Le FMI cite l’Égypte et le Pakistan comme exemples où une dette intérieure élevée a limité la capacité des banques centrales à ajuster leurs taux en temps voulu. Résultat : l’inflation persiste malgré une atténuation des tensions sur les chaînes d’approvisionnement au niveau mondial.

Des solutions pour renforcer l’autonomie des institutions monétaires

Face à ces défis, le FMI propose une série de recommandations pour renforcer l’indépendance des banques centrales. À court terme, l’institution préconise de renforcer leur cadre juridique afin de les protéger des pressions politiques. Cela passe notamment par l’adoption de procédures transparentes pour la nomination des dirigeants, l’allongement des mandats au-delà des cycles électoraux et la limitation de la représentation gouvernementale dans les instances de décision.
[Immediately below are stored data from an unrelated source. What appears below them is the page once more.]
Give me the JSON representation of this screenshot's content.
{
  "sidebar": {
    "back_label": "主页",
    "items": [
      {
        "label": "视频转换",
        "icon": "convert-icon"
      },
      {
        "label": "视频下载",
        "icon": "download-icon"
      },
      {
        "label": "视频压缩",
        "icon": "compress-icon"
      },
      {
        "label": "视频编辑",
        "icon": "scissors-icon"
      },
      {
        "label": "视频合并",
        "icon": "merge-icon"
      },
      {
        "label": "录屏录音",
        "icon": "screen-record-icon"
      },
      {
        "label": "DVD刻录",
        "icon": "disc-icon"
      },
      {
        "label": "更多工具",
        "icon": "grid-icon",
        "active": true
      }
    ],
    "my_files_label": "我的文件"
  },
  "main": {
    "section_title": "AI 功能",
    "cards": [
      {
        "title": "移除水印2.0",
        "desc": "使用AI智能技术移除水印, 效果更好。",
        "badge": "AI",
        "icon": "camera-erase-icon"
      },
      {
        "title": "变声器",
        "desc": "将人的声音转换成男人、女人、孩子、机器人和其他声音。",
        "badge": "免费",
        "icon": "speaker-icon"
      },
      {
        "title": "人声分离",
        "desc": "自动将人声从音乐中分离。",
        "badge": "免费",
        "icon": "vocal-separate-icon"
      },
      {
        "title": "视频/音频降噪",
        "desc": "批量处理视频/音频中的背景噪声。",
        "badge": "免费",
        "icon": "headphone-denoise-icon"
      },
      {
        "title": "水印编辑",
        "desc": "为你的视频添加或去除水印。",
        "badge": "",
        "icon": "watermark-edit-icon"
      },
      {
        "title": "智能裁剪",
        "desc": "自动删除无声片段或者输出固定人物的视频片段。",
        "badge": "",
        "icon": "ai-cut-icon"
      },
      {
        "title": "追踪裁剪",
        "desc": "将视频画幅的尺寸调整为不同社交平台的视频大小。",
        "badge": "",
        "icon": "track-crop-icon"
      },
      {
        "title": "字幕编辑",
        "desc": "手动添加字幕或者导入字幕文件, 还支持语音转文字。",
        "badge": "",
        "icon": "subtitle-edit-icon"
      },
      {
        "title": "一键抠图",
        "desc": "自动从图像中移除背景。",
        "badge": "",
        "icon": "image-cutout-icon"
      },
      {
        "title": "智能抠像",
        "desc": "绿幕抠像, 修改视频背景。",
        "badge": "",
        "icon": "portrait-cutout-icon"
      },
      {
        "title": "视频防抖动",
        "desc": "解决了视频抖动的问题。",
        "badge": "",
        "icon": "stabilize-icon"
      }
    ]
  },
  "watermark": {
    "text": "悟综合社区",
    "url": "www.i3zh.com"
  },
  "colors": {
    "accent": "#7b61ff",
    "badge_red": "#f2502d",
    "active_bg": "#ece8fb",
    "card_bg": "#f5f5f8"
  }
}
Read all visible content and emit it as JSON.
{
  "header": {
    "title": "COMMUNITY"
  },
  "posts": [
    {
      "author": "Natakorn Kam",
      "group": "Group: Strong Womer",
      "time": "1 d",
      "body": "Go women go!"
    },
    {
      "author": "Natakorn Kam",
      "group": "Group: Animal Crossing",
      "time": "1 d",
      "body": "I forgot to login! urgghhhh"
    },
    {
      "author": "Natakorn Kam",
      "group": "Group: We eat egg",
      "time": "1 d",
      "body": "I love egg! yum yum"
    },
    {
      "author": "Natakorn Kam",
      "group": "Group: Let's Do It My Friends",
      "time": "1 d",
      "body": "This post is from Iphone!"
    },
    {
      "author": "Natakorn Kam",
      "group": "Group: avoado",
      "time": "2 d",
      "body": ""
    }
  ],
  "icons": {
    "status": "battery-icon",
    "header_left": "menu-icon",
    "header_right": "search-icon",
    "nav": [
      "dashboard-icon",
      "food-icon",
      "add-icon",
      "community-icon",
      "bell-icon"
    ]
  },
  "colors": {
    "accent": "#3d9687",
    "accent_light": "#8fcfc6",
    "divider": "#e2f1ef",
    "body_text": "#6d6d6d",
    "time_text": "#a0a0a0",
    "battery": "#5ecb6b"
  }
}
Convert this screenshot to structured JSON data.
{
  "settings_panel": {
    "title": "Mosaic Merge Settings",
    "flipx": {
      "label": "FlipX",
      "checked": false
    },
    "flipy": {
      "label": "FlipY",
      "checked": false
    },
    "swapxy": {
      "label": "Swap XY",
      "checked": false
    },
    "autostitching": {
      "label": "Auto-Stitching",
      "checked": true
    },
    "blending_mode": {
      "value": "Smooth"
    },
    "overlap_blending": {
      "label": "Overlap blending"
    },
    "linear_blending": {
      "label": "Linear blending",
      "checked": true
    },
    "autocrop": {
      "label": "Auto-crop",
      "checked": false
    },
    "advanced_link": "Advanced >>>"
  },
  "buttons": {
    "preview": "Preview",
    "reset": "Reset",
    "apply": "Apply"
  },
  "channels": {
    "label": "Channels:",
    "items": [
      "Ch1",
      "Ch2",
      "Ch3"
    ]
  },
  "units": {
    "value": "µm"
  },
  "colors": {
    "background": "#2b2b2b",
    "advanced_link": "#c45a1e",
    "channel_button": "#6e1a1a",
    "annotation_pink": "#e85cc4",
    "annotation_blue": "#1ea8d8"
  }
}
À moyen terme, le FMI insiste sur l’importance d’améliorer la transparence, la redevabilité et la communication des banques centrales. Ces réformes doivent être adaptées aux réalités institutionnelles de chaque pays, car leurs effets ne se font généralement sentir qu’à moyen ou long terme. Les délais nécessaires à la mise en œuvre des changements législatifs et l’écart entre l’indépendance formelle et son application concrète expliquent cette temporalité.

En conclusion, le FMI rappelle que l’autonomie des banques centrales, lorsqu’elle s’inscrit dans un cadre monétaire solide, est un levier essentiel pour une gestion plus efficace de l’inflation et une meilleure résilience face aux chocs économiques imprévus.